Notes and optimisations
-
Accuracy is limited with RapidOCR especially if there is a high dynamical range in graphics. [1]
-
Consider lowering the quality of the screen capture for faster OCR processing and lower screen capture time -> OCR accuracy and subsequent translations can be affected but entire translation process should be under 2 seconds without too much sacrifice in OCR quality. Edit the
helpers/utils.pyprintscfunctions (will work on setting a config for this). -
Not much of the database aspect is worked on at the moment. Right now it stores all the texts and translations in unicode/ASCII in the database/translations.db file. Use it however you want, it is stored locally only for you.
-
Downloading all the models may take up a few GBs of space.
-
About 3.5GB of VRAM is used by easyOCR. Up to 1.5GB of VRAM for Paddle and Rapid OCR.
Debugging Issues
- CUDNN Version mismatch when using PaddleOCR. Check if LD_LIBRARY_PATH is correctly set to the directory containing the cudnn.so file. If using a local installation, it could help to just remove the nvidia-cudnn-cn12 from your Python environment.
- Segmentation fault when using PaddleOCR, EasyOCR or RapidOCR. Ensure the only cv2 library is the opencv-contrib-python library. Check out https://pypi.org/project/opencv-python-headless/ for more info.
Demo
Demo of Korean to Chinese (simplified) translation with the learn-cover mode (mode intended for people learning the language to see the romanisation/pinyin/furigana etc with the translation above).
TODO:
- Create an overlay window that works in Wayland.
- Make use of the translation data -> maybe make a personalised game that uses
Terms of Use
By using this application, you agree to the following terms and conditions.
Data Collection and External API Use
1.1 Onscreen Data Transmission: The application is designed to send data displayed on your screen, including potentially sensitive or personal information, to an external API if local processing is not setup.

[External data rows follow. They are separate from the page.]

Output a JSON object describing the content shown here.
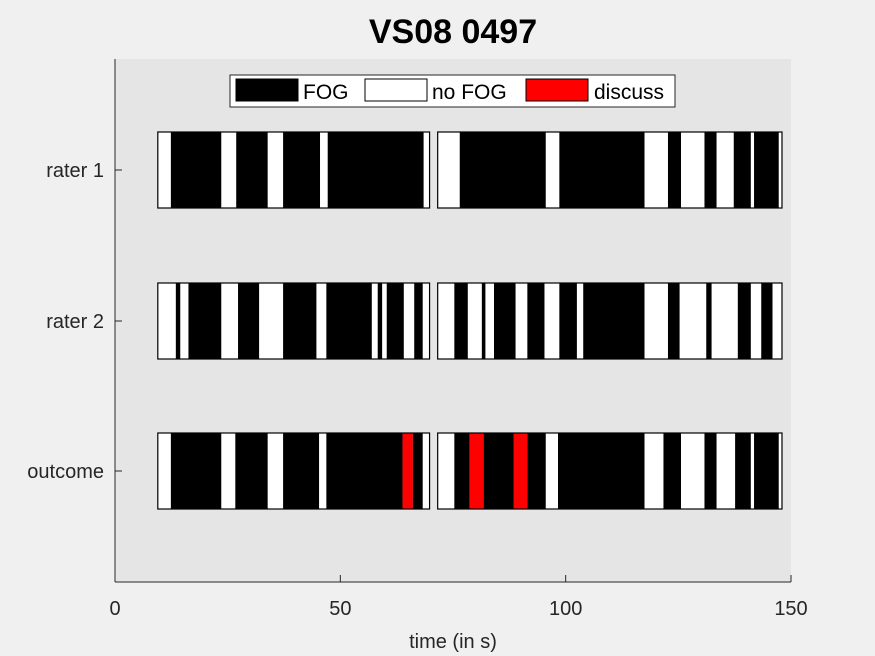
{
  "chart_data": {
    "type": "bar",
    "title": "VS08 0497",
    "xlabel": "time (in s)",
    "ylabel": "",
    "xlim": [
      0,
      150
    ],
    "x_ticks": [
      0,
      50,
      100,
      150
    ],
    "x_tick_labels": [
      "0",
      "50",
      "100",
      "150"
    ],
    "categories": [
      "rater 1",
      "rater 2",
      "outcome"
    ],
    "grid": false,
    "legend_position": "top-center",
    "legend": [
      {
        "label": "FOG",
        "color": "#000000"
      },
      {
        "label": "no FOG",
        "color": "#ffffff"
      },
      {
        "label": "discuss",
        "color": "#ff0000"
      }
    ],
    "colors": {
      "FOG": "#000000",
      "no FOG": "#ffffff",
      "discuss": "#ff0000",
      "axes_background": "#e5e5e5",
      "figure_background": "#f0f0f0"
    },
    "clip_windows": [
      [
        9.5,
        69.8
      ],
      [
        71.6,
        148.0
      ]
    ],
    "rows": [
      {
        "name": "rater 1",
        "segments": [
          {
            "start": 9.5,
            "end": 12.4,
            "state": "no FOG"
          },
          {
            "start": 12.4,
            "end": 23.6,
            "state": "FOG"
          },
          {
            "start": 23.6,
            "end": 26.9,
            "state": "no FOG"
          },
          {
            "start": 26.9,
            "end": 33.9,
            "state": "FOG"
          },
          {
            "start": 33.9,
            "end": 37.3,
            "state": "no FOG"
          },
          {
            "start": 37.3,
            "end": 45.5,
            "state": "FOG"
          },
          {
            "start": 45.5,
            "end": 47.2,
            "state": "no FOG"
          },
          {
            "start": 47.2,
            "end": 68.5,
            "state": "FOG"
          },
          {
            "start": 68.5,
            "end": 69.8,
            "state": "no FOG"
          },
          {
            "start": 71.6,
            "end": 76.5,
            "state": "no FOG"
          },
          {
            "start": 76.5,
            "end": 95.6,
            "state": "FOG"
          },
          {
            "start": 95.6,
            "end": 98.6,
            "state": "no FOG"
          },
          {
            "start": 98.6,
            "end": 117.5,
            "state": "FOG"
          },
          {
            "start": 117.5,
            "end": 122.7,
            "state": "no FOG"
          },
          {
            "start": 122.7,
            "end": 125.6,
            "state": "FOG"
          },
          {
            "start": 125.6,
            "end": 130.8,
            "state": "no FOG"
          },
          {
            "start": 130.8,
            "end": 133.5,
            "state": "FOG"
          },
          {
            "start": 133.5,
            "end": 137.3,
            "state": "no FOG"
          },
          {
            "start": 137.3,
            "end": 141.1,
            "state": "FOG"
          },
          {
            "start": 141.1,
            "end": 141.8,
            "state": "no FOG"
          },
          {
            "start": 141.8,
            "end": 147.3,
            "state": "FOG"
          },
          {
            "start": 147.3,
            "end": 148.0,
            "state": "no FOG"
          }
        ]
      },
      {
        "name": "rater 2",
        "segments": [
          {
            "start": 9.5,
            "end": 13.5,
            "state": "no FOG"
          },
          {
            "start": 13.5,
            "end": 14.5,
            "state": "FOG"
          },
          {
            "start": 14.5,
            "end": 16.3,
            "state": "no FOG"
          },
          {
            "start": 16.3,
            "end": 23.6,
            "state": "FOG"
          },
          {
            "start": 23.6,
            "end": 27.3,
            "state": "no FOG"
          },
          {
            "start": 27.3,
            "end": 32.0,
            "state": "FOG"
          },
          {
            "start": 32.0,
            "end": 37.3,
            "state": "no FOG"
          },
          {
            "start": 37.3,
            "end": 44.7,
            "state": "FOG"
          },
          {
            "start": 44.7,
            "end": 46.9,
            "state": "no FOG"
          },
          {
            "start": 46.9,
            "end": 57.0,
            "state": "FOG"
          },
          {
            "start": 57.0,
            "end": 58.3,
            "state": "no FOG"
          },
          {
            "start": 58.3,
            "end": 59.3,
            "state": "FOG"
          },
          {
            "start": 59.3,
            "end": 60.3,
            "state": "no FOG"
          },
          {
            "start": 60.3,
            "end": 64.1,
            "state": "FOG"
          },
          {
            "start": 64.1,
            "end": 66.4,
            "state": "no FOG"
          },
          {
            "start": 66.4,
            "end": 68.3,
            "state": "FOG"
          },
          {
            "start": 68.3,
            "end": 69.8,
            "state": "no FOG"
          },
          {
            "start": 71.6,
            "end": 75.3,
            "state": "no FOG"
          },
          {
            "start": 75.3,
            "end": 78.3,
            "state": "FOG"
          },
          {
            "start": 78.3,
            "end": 81.4,
            "state": "no FOG"
          },
          {
            "start": 81.4,
            "end": 82.2,
            "state": "FOG"
          },
          {
            "start": 82.2,
            "end": 84.1,
            "state": "no FOG"
          },
          {
            "start": 84.1,
            "end": 88.9,
            "state": "FOG"
          },
          {
            "start": 88.9,
            "end": 91.5,
            "state": "no FOG"
          },
          {
            "start": 91.5,
            "end": 95.3,
            "state": "FOG"
          },
          {
            "start": 95.3,
            "end": 98.6,
            "state": "no FOG"
          },
          {
            "start": 98.6,
            "end": 102.5,
            "state": "FOG"
          },
          {
            "start": 102.5,
            "end": 103.9,
            "state": "no FOG"
          },
          {
            "start": 103.9,
            "end": 117.5,
            "state": "FOG"
          },
          {
            "start": 117.5,
            "end": 122.7,
            "state": "no FOG"
          },
          {
            "start": 122.7,
            "end": 125.3,
            "state": "FOG"
          },
          {
            "start": 125.3,
            "end": 131.2,
            "state": "no FOG"
          },
          {
            "start": 131.2,
            "end": 132.4,
            "state": "FOG"
          },
          {
            "start": 132.4,
            "end": 138.2,
            "state": "no FOG"
          },
          {
            "start": 138.2,
            "end": 141.1,
            "state": "FOG"
          },
          {
            "start": 141.1,
            "end": 143.4,
            "state": "no FOG"
          },
          {
            "start": 143.4,
            "end": 145.9,
            "state": "FOG"
          },
          {
            "start": 145.9,
            "end": 148.0,
            "state": "no FOG"
          }
        ]
      },
      {
        "name": "outcome",
        "segments": [
          {
            "start": 9.5,
            "end": 12.4,
            "state": "no FOG"
          },
          {
            "start": 12.4,
            "end": 23.6,
            "state": "FOG"
          },
          {
            "start": 23.6,
            "end": 26.7,
            "state": "no FOG"
          },
          {
            "start": 26.7,
            "end": 33.9,
            "state": "FOG"
          },
          {
            "start": 33.9,
            "end": 37.3,
            "state": "no FOG"
          },
          {
            "start": 37.3,
            "end": 45.3,
            "state": "FOG"
          },
          {
            "start": 45.3,
            "end": 46.9,
            "state": "no FOG"
          },
          {
            "start": 46.9,
            "end": 63.8,
            "state": "FOG"
          },
          {
            "start": 63.8,
            "end": 66.1,
            "state": "discuss"
          },
          {
            "start": 66.1,
            "end": 68.3,
            "state": "FOG"
          },
          {
            "start": 68.3,
            "end": 69.8,
            "state": "no FOG"
          },
          {
            "start": 71.6,
            "end": 75.3,
            "state": "no FOG"
          },
          {
            "start": 75.3,
            "end": 78.7,
            "state": "FOG"
          },
          {
            "start": 78.7,
            "end": 81.8,
            "state": "discuss"
          },
          {
            "start": 81.8,
            "end": 88.5,
            "state": "FOG"
          },
          {
            "start": 88.5,
            "end": 91.5,
            "state": "discuss"
          },
          {
            "start": 91.5,
            "end": 95.6,
            "state": "FOG"
          },
          {
            "start": 95.6,
            "end": 98.3,
            "state": "no FOG"
          },
          {
            "start": 98.3,
            "end": 117.5,
            "state": "FOG"
          },
          {
            "start": 117.5,
            "end": 121.7,
            "state": "no FOG"
          },
          {
            "start": 121.7,
            "end": 125.6,
            "state": "FOG"
          },
          {
            "start": 125.6,
            "end": 130.8,
            "state": "no FOG"
          },
          {
            "start": 130.8,
            "end": 133.5,
            "state": "FOG"
          },
          {
            "start": 133.5,
            "end": 137.6,
            "state": "no FOG"
          },
          {
            "start": 137.6,
            "end": 141.1,
            "state": "FOG"
          },
          {
            "start": 141.1,
            "end": 141.8,
            "state": "no FOG"
          },
          {
            "start": 141.8,
            "end": 147.3,
            "state": "FOG"
          },
          {
            "start": 147.3,
            "end": 148.0,
            "state": "no FOG"
          }
        ]
      }
    ]
  }
}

1.2 Third-Party API Integration: When local methods cannot fulfill certain functions, the App will transmit data to external third-party APIs. These APIs are not under our control, and we do not guarantee the security, confidentiality, or purpose of use of the data once transmitted.
Acknowledgment
By using the app, you acknowledge that you have read, understood, and agree to these Terms of Use, including the potential risks associated with transmitting data to external APIs.